# FLIP(01):  Advanced Data Science
**(Tools Module 04: TPOP)**

---
- Materials in this module include resources collected from various open-source online repositories.
- You are free to use, but NOT allowed to change or distribute this package.

Prepared by and for 
**Student Members** |
2006-2018 [TULIP Lab](http://www.tulip.org.au)

---


# Session 00 - TPOT with code

We've taken care to design the TPOT interface to be as similar as possible to scikit-learn.
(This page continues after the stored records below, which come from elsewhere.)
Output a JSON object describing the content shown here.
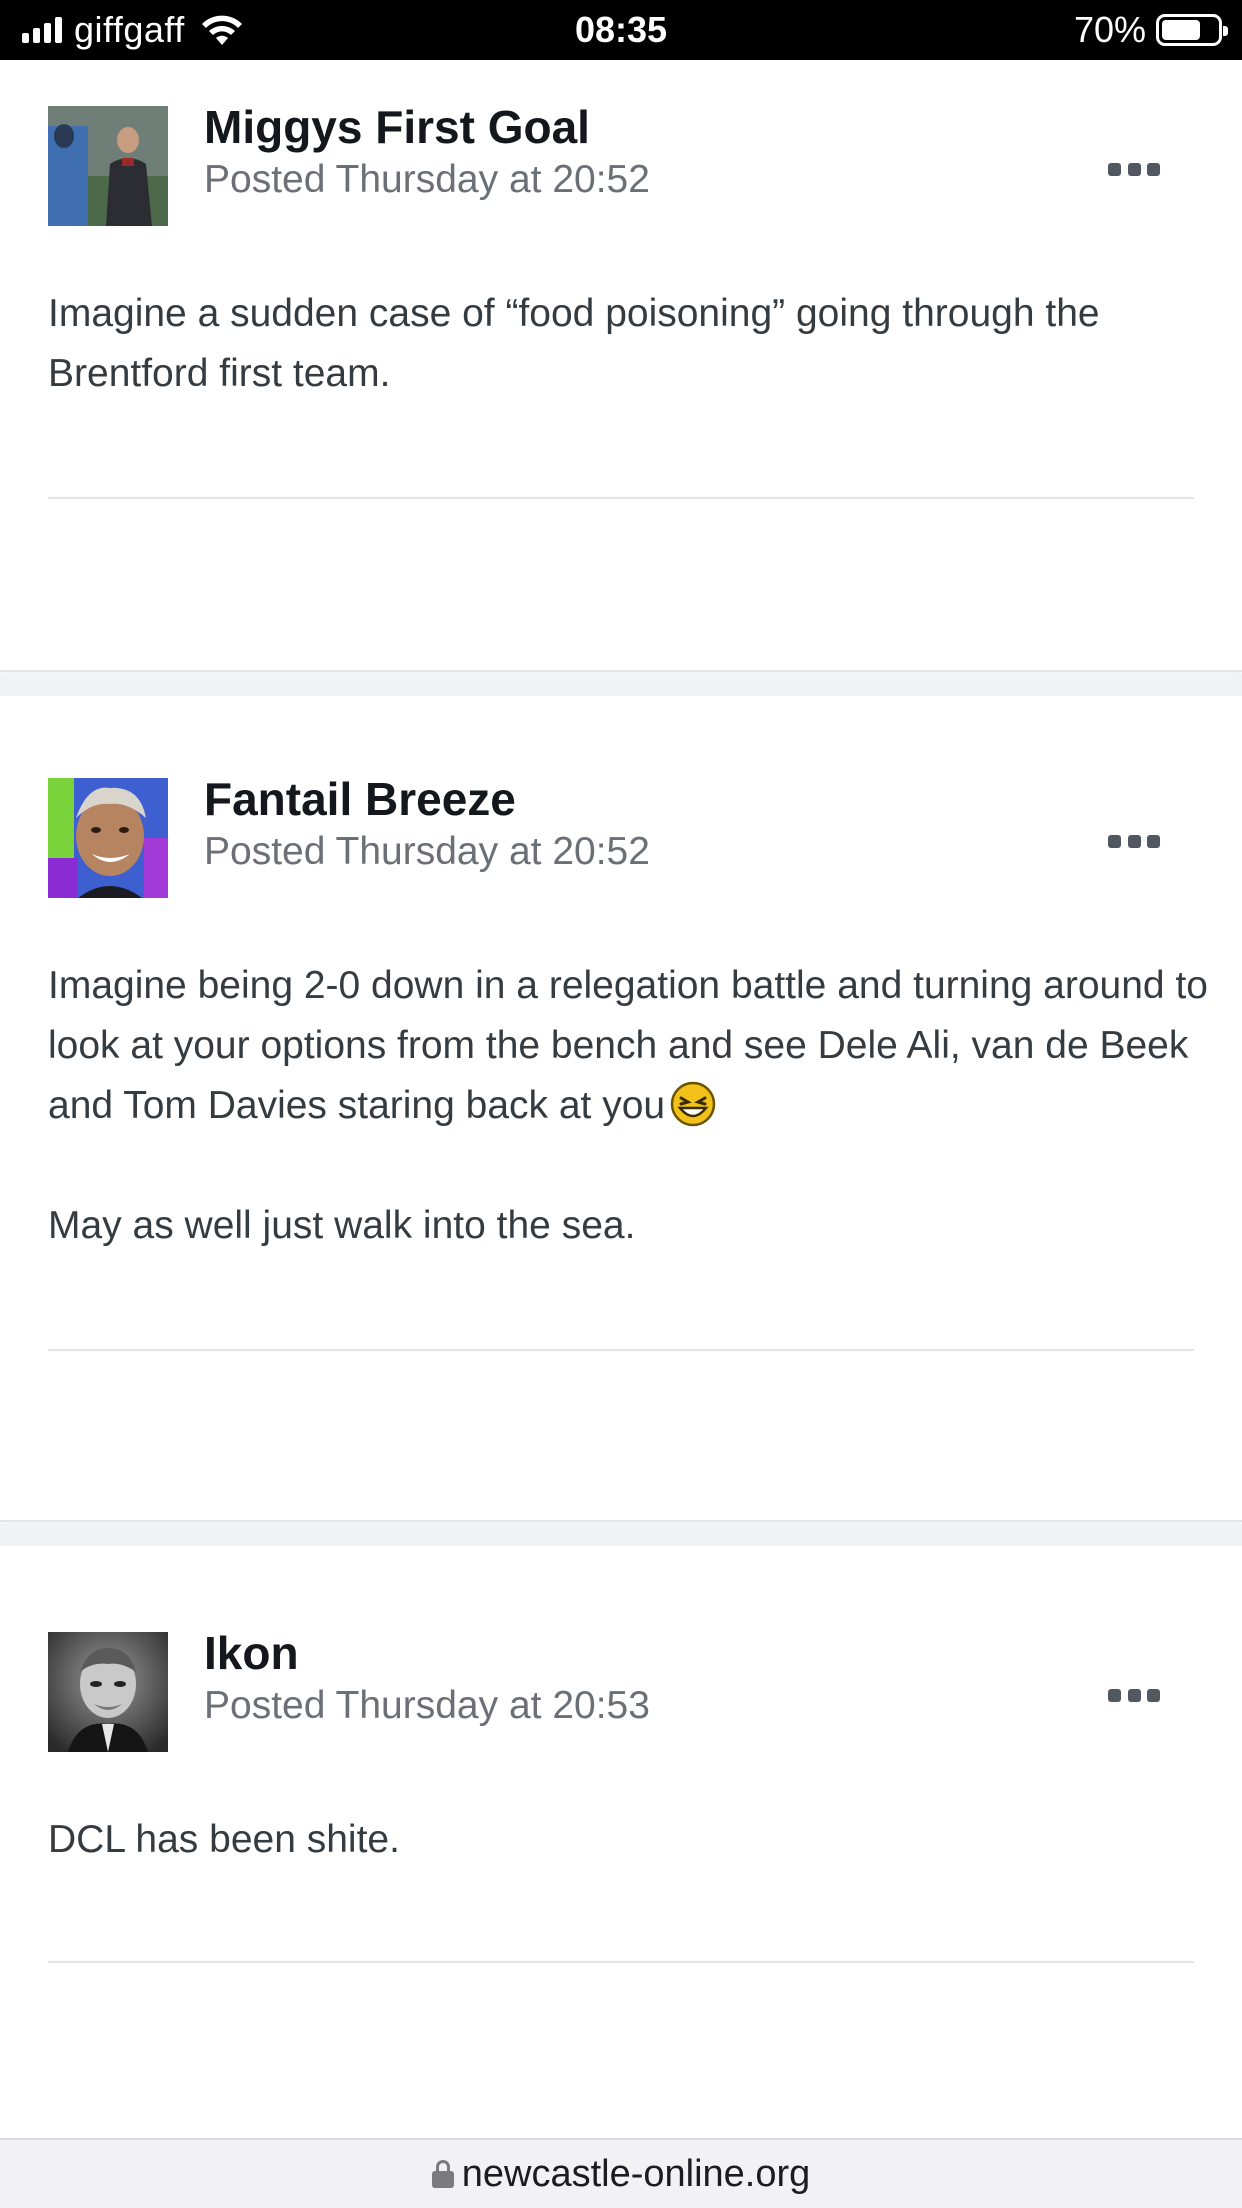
{
  "status_bar": {
    "carrier": "giffgaff",
    "time": "08:35",
    "battery_percent": "70%",
    "battery_level": 0.7,
    "icons": [
      "signal-icon",
      "wifi-icon",
      "battery-icon"
    ]
  },
  "posts": [
    {
      "author": "Miggys First Goal",
      "posted": "Posted Thursday at 20:52",
      "body": [
        "Imagine a sudden case of “food poisoning” going through the Brentford first team."
      ]
    },
    {
      "author": "Fantail Breeze",
      "posted": "Posted Thursday at 20:52",
      "body": [
        "Imagine being 2-0 down in a relegation battle and turning around to look at your options from the bench and see Dele Ali, van de Beek and Tom Davies staring back at you",
        "May as well just walk into the sea."
      ]
    },
    {
      "author": "Ikon",
      "posted": "Posted Thursday at 20:53",
      "body": [
        "DCL has been shite."
      ]
    }
  ],
  "url_bar": {
    "url": "newcastle-online.org"
  },
  "colors": {
    "author": "#14171c",
    "meta": "#6b7077",
    "body": "#353c41",
    "divider": "#e1e4e7",
    "gap": "#f1f2f4"
  }
}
TPOT can be imported just like any regular Python module. To import TPOT, type:

In [None]:
from tpot import TPOTClassifier

then create an instance of TPOT as follows:

In [None]:
pipeline_optimizer = TPOTClassifier()

It's also possible to use TPOT for regression problems with the `TPOTRegressor` class. Other than the class name, a `TPOTRegressor` is used the same way as a `TPOTClassifier`. You can read more about the `TPOTClassifier` and `TPOTRegressor` classes in the API documentation().

Some example code with custom TPOT parameters might look like:

In [None]:
pipeline_optimizer = TPOTClassifier(generations=5, population_size=20, cv=5,
                                    random_state=42, verbosity=2)

Now TPOT is ready to optimize a pipeline for you. You can tell TPOT to optimize a pipeline based on a data set with the `fit` function:

In [None]:
pipeline_optimizer.fit(X_train, y_train)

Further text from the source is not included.